Expert: Josh - 8/11/2003

Question
Hello:

Is the example below a weighted average or a simple average since the quantities at the given prices are more than one box units?

2 Boxes @ $1.50 = $3.00
2 Boxes @ $1.00 = $2.00
2 Boxes @ $1.25 = $2.50

6 boxes total cost $7.50

$7.50 divided by 6 boxes = $1.25/1 box

The average of $1.25 is still the same if one box were purchased and then the average calculated:  $1.50 + $1.00 + $1.25 = $3.75 divided by 3 boxes = $1.25/1 box.


I thank you for your reply.  

Answer
If you do a plot of "number of boxes" versus "unit price", you will see a uniform distribution. Each unit price forms a separate "class" in statistical terms. Strictly speaking, it should be referred to as a frequency histogram (since it is discrete). If you divide the frequency of each class by the total number of occurrences, you will obtain a probability mass function (p.m.f.), with p vs c, as illustrated below.

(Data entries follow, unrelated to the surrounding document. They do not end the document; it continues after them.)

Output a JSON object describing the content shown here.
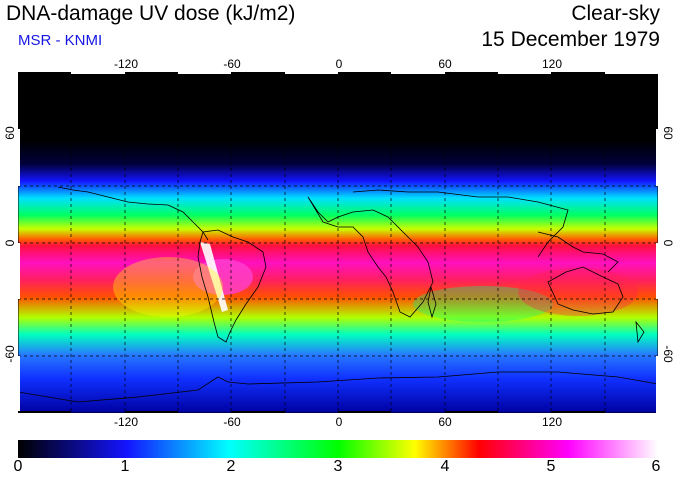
{
  "header": {
    "title": "DNA-damage UV dose (kJ/m2)",
    "subtitle": "MSR - KNMI",
    "condition": "Clear-sky",
    "date": "15 December 1979"
  },
  "map": {
    "projection": "equirectangular",
    "lon_range": [
      -180,
      180
    ],
    "lat_range": [
      -90,
      90
    ],
    "lon_ticks": [
      "-120",
      "-60",
      "0",
      "60",
      "120"
    ],
    "lat_ticks": [
      "60",
      "0",
      "-60"
    ],
    "gridlines": "dashed every 30 degrees"
  },
  "colorbar": {
    "ticks": [
      "0",
      "1",
      "2",
      "3",
      "4",
      "5",
      "6"
    ],
    "colors": [
      "#000000",
      "#1414ff",
      "#00ffff",
      "#00ff00",
      "#ffff00",
      "#ff0000",
      "#ff00ff",
      "#ffffff"
    ]
  }
}
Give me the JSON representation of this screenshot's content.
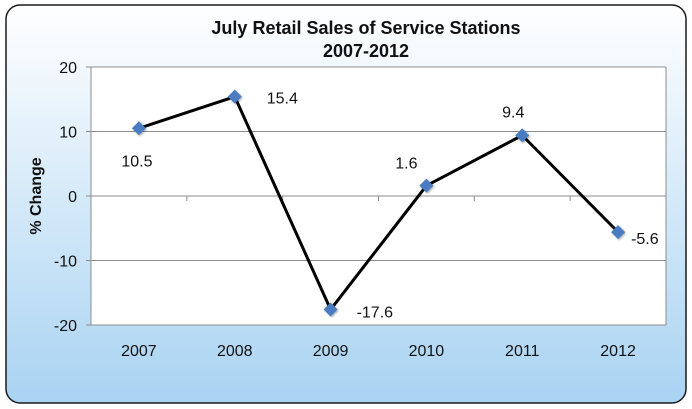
{
  "colors": {
    "frame_gradient_top": "#ffffff",
    "frame_gradient_bottom": "#a9d3f2",
    "frame_border": "#1a1a1a",
    "plot_background": "#ffffff",
    "gridline": "#8c8c8c",
    "series_line": "#000000",
    "marker": "#4a7cc0"
  },
  "chart_data": {
    "type": "line",
    "title": "July Retail Sales of Service Stations",
    "subtitle": "2007-2012",
    "xlabel": "",
    "ylabel": "% Change",
    "categories": [
      "2007",
      "2008",
      "2009",
      "2010",
      "2011",
      "2012"
    ],
    "series": [
      {
        "values": [
          10.5,
          15.4,
          -17.6,
          1.6,
          9.4,
          -5.6
        ]
      }
    ],
    "data_labels": [
      "10.5",
      "15.4",
      "-17.6",
      "1.6",
      "9.4",
      "-5.6"
    ],
    "ylim": [
      -20,
      20
    ],
    "yticks": [
      -20,
      -10,
      0,
      10,
      20
    ],
    "grid": true,
    "legend": false,
    "marker": "diamond"
  }
}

i.e., CLASS FREQUENCY PROBABILITY
c1=1.50 f1=2 p1=2/6=0.33
c2=1.00 f2=2 p2=2/6=0.33
c3=1.25 f3=2 p3=2/6=0.33

From this, it is clear that regardless of the actual frequency of each class, as long as they are evenly (or uniformly) distributed, the average cost per item will always be the arithmetic mean (A.M.), which is (c1+c2+c3)/3 in this example. Remember that a simple average is a special case of the weighted average. The W.A. is different from the simple average of {c} when the distribution is non-uniform.